Opportunities and challenges

It is expected that the exploration and processing of gas will protect community livelihoods and promote local economies. In some places, farmlands have been replaced by industrial facilities and pipelines, and their construction has disrupted the fishing activities that some community members depend on for their livelihoods. Community livelihoods have further come under pressure due to the rising cost of living, driven by people moving to the area for work in the oil and gas industry.

While the company provided compensation and supported efforts to restore community livelihoods, some community members voiced concern over a perceived lack of consultation. Arguably, the industry has also brought benefits by way of Corporate Social responsibility (CSR) projects. Community health centres, schools, roads and water and sanitation facilities have been upgraded. According to CSR reports, some community members are now employed at the oil and gas facilities while others, including women, run small businesses that provide goods and services to the companies and their workers.
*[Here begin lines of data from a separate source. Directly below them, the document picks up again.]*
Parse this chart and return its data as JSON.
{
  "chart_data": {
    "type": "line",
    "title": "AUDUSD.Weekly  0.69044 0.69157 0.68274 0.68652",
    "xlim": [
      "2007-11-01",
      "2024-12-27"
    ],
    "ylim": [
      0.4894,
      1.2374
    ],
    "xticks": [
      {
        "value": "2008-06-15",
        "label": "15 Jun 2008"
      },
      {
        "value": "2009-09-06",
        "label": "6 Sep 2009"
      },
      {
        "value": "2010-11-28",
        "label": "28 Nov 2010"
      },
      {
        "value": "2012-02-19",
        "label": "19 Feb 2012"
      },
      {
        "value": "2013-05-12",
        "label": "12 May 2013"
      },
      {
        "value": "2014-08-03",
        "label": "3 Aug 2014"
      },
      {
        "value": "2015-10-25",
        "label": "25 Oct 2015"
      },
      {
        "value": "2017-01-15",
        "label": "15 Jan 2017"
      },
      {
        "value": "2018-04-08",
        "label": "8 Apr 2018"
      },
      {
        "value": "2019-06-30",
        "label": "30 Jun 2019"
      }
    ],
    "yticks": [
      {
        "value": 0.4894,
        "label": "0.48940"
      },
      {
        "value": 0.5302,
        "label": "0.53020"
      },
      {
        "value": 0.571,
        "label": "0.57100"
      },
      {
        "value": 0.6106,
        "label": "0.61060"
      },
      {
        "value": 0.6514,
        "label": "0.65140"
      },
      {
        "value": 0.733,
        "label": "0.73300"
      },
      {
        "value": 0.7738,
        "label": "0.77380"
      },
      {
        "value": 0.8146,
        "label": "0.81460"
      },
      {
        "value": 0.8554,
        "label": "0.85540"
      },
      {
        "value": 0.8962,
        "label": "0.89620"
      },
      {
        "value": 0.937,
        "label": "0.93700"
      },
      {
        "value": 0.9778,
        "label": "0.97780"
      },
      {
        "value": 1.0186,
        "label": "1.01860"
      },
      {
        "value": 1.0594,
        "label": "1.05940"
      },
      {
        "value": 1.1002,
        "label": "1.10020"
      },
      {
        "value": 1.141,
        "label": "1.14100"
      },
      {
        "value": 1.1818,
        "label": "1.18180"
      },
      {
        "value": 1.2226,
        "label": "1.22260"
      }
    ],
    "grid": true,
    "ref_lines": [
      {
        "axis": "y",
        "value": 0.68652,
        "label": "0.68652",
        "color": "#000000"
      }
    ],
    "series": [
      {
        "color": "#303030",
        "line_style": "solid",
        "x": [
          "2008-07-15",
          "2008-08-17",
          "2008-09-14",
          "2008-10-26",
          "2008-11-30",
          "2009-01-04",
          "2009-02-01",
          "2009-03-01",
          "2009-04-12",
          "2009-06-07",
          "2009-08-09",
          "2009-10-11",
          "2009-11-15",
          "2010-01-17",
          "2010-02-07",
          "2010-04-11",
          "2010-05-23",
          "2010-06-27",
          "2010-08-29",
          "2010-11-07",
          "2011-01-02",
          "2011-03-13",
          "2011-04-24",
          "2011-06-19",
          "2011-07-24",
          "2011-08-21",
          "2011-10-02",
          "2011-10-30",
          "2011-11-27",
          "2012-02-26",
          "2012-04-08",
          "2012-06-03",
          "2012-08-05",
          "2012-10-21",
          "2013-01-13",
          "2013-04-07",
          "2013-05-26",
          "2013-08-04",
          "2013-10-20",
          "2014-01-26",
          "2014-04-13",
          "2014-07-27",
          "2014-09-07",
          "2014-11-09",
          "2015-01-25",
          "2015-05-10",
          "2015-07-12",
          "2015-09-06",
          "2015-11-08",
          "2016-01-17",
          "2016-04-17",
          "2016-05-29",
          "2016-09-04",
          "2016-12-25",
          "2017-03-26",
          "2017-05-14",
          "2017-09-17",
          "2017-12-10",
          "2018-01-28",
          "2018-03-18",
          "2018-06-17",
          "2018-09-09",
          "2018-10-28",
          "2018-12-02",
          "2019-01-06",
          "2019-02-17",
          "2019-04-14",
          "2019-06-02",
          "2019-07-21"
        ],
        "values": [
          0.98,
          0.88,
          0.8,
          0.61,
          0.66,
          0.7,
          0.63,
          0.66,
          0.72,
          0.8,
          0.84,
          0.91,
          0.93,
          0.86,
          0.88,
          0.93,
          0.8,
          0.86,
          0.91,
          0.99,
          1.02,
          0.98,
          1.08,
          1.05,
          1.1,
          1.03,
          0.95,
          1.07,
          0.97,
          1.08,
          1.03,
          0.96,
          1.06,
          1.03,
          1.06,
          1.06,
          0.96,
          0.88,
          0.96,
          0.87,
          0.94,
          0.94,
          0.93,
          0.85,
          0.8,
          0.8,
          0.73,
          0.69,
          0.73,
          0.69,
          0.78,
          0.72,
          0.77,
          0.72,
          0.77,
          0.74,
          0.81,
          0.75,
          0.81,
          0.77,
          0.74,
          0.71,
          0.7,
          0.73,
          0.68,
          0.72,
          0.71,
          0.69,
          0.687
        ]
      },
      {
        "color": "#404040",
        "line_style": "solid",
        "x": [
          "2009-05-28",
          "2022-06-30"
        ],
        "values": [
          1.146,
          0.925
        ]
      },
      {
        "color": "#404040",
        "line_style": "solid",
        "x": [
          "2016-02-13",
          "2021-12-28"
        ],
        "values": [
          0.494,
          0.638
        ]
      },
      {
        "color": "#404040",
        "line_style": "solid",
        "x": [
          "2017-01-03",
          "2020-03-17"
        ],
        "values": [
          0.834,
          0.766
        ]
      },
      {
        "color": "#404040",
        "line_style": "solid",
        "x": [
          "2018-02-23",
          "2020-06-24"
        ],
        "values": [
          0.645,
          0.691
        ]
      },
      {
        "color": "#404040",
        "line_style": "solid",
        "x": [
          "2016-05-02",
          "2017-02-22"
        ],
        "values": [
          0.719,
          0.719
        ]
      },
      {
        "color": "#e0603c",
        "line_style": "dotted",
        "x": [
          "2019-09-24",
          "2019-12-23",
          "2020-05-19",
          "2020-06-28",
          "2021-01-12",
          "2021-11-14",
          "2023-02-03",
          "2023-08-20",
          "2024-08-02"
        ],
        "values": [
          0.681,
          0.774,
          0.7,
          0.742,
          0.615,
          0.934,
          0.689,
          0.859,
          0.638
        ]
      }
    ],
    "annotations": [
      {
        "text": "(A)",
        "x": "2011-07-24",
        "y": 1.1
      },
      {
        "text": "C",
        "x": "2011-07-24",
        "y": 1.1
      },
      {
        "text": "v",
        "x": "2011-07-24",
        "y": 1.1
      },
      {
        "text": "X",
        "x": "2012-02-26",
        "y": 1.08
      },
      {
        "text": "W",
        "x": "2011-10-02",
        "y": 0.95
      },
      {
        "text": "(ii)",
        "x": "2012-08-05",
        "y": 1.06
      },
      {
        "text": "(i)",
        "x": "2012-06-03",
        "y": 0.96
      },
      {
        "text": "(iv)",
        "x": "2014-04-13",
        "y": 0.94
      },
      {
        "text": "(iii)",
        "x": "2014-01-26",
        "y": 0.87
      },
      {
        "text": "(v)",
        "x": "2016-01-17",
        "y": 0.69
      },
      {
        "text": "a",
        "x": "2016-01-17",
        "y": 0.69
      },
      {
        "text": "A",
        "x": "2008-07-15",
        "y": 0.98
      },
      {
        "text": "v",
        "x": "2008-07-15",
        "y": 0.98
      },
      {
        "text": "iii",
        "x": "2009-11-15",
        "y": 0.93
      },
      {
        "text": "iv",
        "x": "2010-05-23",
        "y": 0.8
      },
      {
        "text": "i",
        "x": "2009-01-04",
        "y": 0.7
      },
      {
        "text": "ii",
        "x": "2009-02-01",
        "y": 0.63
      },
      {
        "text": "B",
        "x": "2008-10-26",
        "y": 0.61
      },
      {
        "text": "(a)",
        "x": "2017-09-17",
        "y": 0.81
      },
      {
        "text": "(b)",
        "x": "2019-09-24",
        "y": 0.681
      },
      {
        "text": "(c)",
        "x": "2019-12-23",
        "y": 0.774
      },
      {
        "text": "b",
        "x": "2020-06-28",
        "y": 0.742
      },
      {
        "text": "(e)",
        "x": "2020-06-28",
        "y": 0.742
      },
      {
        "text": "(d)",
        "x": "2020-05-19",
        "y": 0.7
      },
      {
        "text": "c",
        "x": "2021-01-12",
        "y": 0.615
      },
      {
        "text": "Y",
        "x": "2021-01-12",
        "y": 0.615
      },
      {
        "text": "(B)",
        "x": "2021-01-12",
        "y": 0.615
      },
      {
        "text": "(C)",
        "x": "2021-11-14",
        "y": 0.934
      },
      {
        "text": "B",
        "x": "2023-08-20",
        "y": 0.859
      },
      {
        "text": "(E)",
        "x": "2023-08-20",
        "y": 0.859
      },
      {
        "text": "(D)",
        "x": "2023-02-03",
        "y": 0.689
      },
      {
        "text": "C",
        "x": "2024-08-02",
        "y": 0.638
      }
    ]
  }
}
These benefits notwithstanding, community members are insisting on having timely information on how the oil and gas industry is impacting their land and environment. At the top of the priority list is information on jobs and local procurement, social spending by companies and revenues received by their local government, the Ellembelle District Assembly.

Members of the community stressed that such information should be disclosed in local dialects and formats that are easy to access through townhall meetings, on local radio and at community information centres. Thus, the transparent disbursement of proceeds from the extractive industries by local government agencies is critical for ESG and CSR implementation.  Community members stressed their desire for meaningful multi-stakeholder dialogue and participation in decision-making related to the extractive industries and the energy transition in future. The best practice in managing stakeholder expectation is through open communications.